Sin embargo, cuando lo honesto se distingue frente al bien, puede calificarse de útil y agradable, pero no de «bueno», aunque presente alguna vez aspecto de bueno; esto mismo lo aborda ampliamente en Sobre los deberes Cicerón, el cual piensa que lo que llaman «útil», cuando se aparta del bien honesto, no solo no se mantiene como bueno, sino ni siquiera como útil, y en las Paradojas se lamenta con finura de nuestros mayores, porque llamaron con el nombre de «bienes» a las riquezas y a los recursos, puesto que se considera que están muy alejados del bien. Por lo tanto, que Cicerón y todos los estoicos empleen abiertamente, si quieren, el vocablo «honesto», habida cuenta de que no son las virtudes las que son honestas, sino la práctica de las virtudes, y por ello que lo llamen «honesto»; en cambio, que los especialistas en escritos morales, que abordan estas cuestiones con mayor hondura, permitan que se emplee la palabra «bien». De esta fuente, en efecto, brotan todos los arroyos de la honestidad.

Capítulo séptimo

Nadie ignora que el vocablo «delectationis» [«deleite»] es más digno y contrastado que el de «uoluptatis» [«placer»], cuando tanto las doctrinas sagradas como los consejos humanos en general han entendido el llamado «placer» simplemente como el deleite camal, cosa que ni siquiera negará Boecio si actúa como testigo en contra nuestra, al comprobar que el término de los placeres es amargo a causa del recuerdo de las pasiones humanas, y más aún al afirmar con alcance general que «todo placer tiene esto, que incita con su aguijón a los que lo disfrutan e hiere gravemente los corazones con un feroz mordisco», del mismo modo, en lo que sin duda ha afirmado sobre el gozo del cuerpo: pues los gozos espirituales que se comprenden bajo el nombre de «delectatione» [«deleite»] no conllevan la zozobra y el sufrimiento, sino que son genuinos, sólidos y duraderos, deleitando al alma incansablemente. Pues la dulzura de la contemplación y el conocimiento de lo verdadero o -para hablar con más distinción- de la esencia divina, su apreciación modesta y ferviente, en la medida en que a sí misma se lo permite, no deja en el fondo ningún sufrimiento propio, sino que acaricia el alma con un enorme gozo. A su vez los comportamientos virtuosos, para referimos a la vida práctica, no solamente se realizan gozosamente por parte de los hombres virtuosos, sino que siempre que se recuerdan provocan que la mente disfrute en no pequeña medida, pues el recuerdo de las acciones buenas es enormemente gozoso. Por lo tanto, o el placer, tomado en sentido estricto, remite solo a las satisfacciones corporales, o bien habría escrito algo erróneo Boecio o incluso Catón, a quien las manos de los niños despedazan de tanto usarlo. ¿Es que no acredita que algunas cosas se deben al placer? Pero si la palabra «uoluptatis» [«placer»] es tan extremadamente amplia que abarca por completo a cualquier deleite, entonces sin duda observamos que al placer se le asignan, por parte de hombres serios, de hecho no pocas, sino demasiadas cosas, cuando resulta que unos por el encanto de la sabiduría, y otros por distintas reflexiones, con las que disfrutan mucho, han despreciado noblemente todas las satisfacciones terrenales junto con sus propios placeres.

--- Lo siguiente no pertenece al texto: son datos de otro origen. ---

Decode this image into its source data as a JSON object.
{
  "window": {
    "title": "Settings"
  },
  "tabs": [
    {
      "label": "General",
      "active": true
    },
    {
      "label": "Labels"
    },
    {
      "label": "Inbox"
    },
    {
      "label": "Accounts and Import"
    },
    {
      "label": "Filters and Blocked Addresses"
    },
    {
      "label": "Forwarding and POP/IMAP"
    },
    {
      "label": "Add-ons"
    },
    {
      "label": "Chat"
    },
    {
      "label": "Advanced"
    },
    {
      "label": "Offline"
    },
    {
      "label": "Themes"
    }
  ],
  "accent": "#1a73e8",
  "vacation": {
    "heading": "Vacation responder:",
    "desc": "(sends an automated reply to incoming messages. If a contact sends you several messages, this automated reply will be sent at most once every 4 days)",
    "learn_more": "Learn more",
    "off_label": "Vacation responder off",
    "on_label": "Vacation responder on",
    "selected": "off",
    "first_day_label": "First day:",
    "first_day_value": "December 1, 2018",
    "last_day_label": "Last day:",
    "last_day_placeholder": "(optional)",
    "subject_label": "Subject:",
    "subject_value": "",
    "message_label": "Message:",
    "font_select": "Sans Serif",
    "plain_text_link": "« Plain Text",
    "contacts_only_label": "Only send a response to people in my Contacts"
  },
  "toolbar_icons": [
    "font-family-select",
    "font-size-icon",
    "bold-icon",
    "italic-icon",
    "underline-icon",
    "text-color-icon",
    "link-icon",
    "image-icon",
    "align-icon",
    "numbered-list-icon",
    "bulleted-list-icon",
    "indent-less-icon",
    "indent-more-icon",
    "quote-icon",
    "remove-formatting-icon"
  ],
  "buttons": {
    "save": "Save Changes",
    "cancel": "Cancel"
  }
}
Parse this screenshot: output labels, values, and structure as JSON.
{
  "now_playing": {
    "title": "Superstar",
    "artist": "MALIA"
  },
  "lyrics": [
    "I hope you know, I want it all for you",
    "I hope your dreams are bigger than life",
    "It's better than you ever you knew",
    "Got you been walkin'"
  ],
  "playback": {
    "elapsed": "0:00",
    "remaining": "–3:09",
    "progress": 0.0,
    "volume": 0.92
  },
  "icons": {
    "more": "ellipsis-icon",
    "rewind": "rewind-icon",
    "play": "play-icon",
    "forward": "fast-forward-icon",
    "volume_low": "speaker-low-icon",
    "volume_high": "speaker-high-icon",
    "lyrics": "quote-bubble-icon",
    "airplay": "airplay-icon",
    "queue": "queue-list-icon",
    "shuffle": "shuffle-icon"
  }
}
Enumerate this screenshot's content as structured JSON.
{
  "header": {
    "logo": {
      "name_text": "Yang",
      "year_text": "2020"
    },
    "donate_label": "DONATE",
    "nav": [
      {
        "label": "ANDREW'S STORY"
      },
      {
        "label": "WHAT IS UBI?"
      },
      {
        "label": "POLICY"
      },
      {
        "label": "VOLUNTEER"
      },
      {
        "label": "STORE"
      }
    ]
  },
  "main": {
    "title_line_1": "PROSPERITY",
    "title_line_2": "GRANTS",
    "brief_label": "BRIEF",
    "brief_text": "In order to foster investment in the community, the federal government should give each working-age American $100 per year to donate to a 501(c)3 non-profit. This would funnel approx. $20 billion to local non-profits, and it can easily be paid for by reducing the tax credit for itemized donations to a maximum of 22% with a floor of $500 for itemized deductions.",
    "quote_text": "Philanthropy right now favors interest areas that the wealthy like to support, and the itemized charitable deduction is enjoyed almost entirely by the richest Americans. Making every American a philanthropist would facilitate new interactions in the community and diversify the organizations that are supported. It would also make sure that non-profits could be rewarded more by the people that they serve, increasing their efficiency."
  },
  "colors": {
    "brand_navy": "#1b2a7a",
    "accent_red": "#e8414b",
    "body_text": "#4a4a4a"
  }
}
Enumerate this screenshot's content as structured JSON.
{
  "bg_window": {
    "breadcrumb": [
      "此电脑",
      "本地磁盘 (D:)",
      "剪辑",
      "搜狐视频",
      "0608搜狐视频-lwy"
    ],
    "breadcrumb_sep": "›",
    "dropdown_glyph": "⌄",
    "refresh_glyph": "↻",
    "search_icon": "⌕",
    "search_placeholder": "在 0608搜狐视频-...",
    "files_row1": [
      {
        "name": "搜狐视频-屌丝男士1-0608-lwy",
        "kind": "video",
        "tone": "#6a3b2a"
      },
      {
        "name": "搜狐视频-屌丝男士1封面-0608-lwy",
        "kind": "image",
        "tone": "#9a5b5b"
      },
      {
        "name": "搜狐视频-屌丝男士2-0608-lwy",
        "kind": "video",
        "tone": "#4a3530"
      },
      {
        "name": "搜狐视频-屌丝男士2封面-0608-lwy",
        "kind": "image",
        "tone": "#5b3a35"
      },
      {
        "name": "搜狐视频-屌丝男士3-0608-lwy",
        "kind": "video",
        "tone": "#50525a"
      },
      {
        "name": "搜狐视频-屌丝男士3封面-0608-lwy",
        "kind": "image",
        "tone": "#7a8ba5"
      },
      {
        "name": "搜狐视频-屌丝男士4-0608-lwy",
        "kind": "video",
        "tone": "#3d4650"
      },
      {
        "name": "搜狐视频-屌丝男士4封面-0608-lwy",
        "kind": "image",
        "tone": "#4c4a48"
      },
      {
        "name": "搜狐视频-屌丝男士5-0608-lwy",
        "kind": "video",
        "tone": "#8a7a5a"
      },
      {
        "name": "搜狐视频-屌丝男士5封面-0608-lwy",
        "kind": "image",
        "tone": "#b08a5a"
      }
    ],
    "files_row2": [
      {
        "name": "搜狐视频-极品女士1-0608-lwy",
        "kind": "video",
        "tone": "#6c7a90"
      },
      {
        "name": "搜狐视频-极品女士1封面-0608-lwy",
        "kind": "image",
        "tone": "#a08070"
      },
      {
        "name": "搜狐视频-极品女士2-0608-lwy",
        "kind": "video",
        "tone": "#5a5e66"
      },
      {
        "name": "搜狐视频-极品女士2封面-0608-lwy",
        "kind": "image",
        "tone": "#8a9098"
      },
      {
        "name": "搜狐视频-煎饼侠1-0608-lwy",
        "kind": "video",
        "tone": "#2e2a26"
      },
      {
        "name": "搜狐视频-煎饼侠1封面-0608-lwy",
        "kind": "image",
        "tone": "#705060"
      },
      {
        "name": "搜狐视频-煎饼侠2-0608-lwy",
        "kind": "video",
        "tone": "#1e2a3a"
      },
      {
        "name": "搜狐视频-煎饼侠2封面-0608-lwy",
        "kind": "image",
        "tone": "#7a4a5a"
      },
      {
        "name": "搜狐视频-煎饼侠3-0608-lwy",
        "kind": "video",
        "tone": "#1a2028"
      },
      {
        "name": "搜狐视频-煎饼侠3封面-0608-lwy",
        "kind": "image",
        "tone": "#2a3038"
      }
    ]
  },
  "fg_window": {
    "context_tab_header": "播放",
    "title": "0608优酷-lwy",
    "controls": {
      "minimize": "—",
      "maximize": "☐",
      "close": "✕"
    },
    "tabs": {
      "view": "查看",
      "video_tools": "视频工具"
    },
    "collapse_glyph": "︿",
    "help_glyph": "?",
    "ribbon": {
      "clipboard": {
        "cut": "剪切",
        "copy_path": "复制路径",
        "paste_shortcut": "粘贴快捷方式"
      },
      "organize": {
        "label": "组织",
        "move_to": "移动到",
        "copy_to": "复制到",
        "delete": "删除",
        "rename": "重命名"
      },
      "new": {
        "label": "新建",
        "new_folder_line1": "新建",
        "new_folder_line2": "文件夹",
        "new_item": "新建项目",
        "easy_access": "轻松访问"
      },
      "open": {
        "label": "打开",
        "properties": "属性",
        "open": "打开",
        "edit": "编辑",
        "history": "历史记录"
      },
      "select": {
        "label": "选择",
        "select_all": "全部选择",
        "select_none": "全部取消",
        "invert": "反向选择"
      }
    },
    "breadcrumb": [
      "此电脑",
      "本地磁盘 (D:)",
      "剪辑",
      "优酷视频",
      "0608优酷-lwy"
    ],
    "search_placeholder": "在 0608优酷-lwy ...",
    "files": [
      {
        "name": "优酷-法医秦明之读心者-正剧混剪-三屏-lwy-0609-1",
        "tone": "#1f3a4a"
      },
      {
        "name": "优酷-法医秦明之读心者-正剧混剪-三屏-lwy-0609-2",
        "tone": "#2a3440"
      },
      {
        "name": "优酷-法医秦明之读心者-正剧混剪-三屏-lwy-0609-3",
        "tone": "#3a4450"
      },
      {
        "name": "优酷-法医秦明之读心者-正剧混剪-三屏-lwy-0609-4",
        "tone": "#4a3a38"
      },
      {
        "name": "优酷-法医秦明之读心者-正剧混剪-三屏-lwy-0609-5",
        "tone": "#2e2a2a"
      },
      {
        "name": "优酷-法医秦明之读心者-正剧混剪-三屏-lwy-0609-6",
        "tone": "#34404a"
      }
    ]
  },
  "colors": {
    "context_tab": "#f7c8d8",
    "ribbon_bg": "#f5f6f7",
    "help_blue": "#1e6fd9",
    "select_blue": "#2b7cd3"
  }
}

Mas, ¿por qué malgasto la pluma con semejantes cuestiones? Los fundadores del derecho establecieron que se debe recurrir a los maestros de las artes cuando se vacila en torno a alguna de ellas. Por tanto, cuando debatimos sobre el sentido de las palabras, ¿quién podrá resolver mejor la discusión que el que las ha analizado en una indagación minuciosa? Lee, pues, el Catholicon, que hemos citado arriba, y en él se contestará que el placer debe entenderse propiamente como satisfacción carnal. Entonces ¿por qué todavía estamos necesitados de testigos? Podría señalar muchos y casi innumerables, a no ser que la autoridad judicial recusara a una muchedumbre de testigos en estas cuestiones que son patentes. Pero recurramos al testimonio de los dos insignes varones que son invocados en contra nuestra. Uno de ellos, Séneca, afirma: «no te dirijas al placer sino al sustento»; sin duda, si la llamada del placer no llevara aparejada consigo una cierta bajeza, este hombre virtuoso claramente no la habría recusado. Por su parte Cicerón, bajo cuya enseña Leonardo se atrevió a criticar todo esto, en el pasaje en el que tradujo un vocablo griego por «uoluptatem» [«placer»], tras continuar con otros, dice así: «¿Qué necesidad hay, pues, de añadir la prostituta al grupo de matronas y, del mismo modo, de añadir el placer al conjunto de las virtudes? su nombre es detestable, ignominioso, aborrecido»; y poco después, al comentar el placer con más benevolencia, señala: «Según la costumbre de todos los que hablan en latín, el placer estriba en esta circunstancia, cuando se siente una satisfacción que excita algún sentido»; lo cual se refiere indudablemente a un movimiento del cuerpo. Por tanto, en la medida en que quieras captarlo sutilmente, no separarás nunca el placer de la satisfacción corporal.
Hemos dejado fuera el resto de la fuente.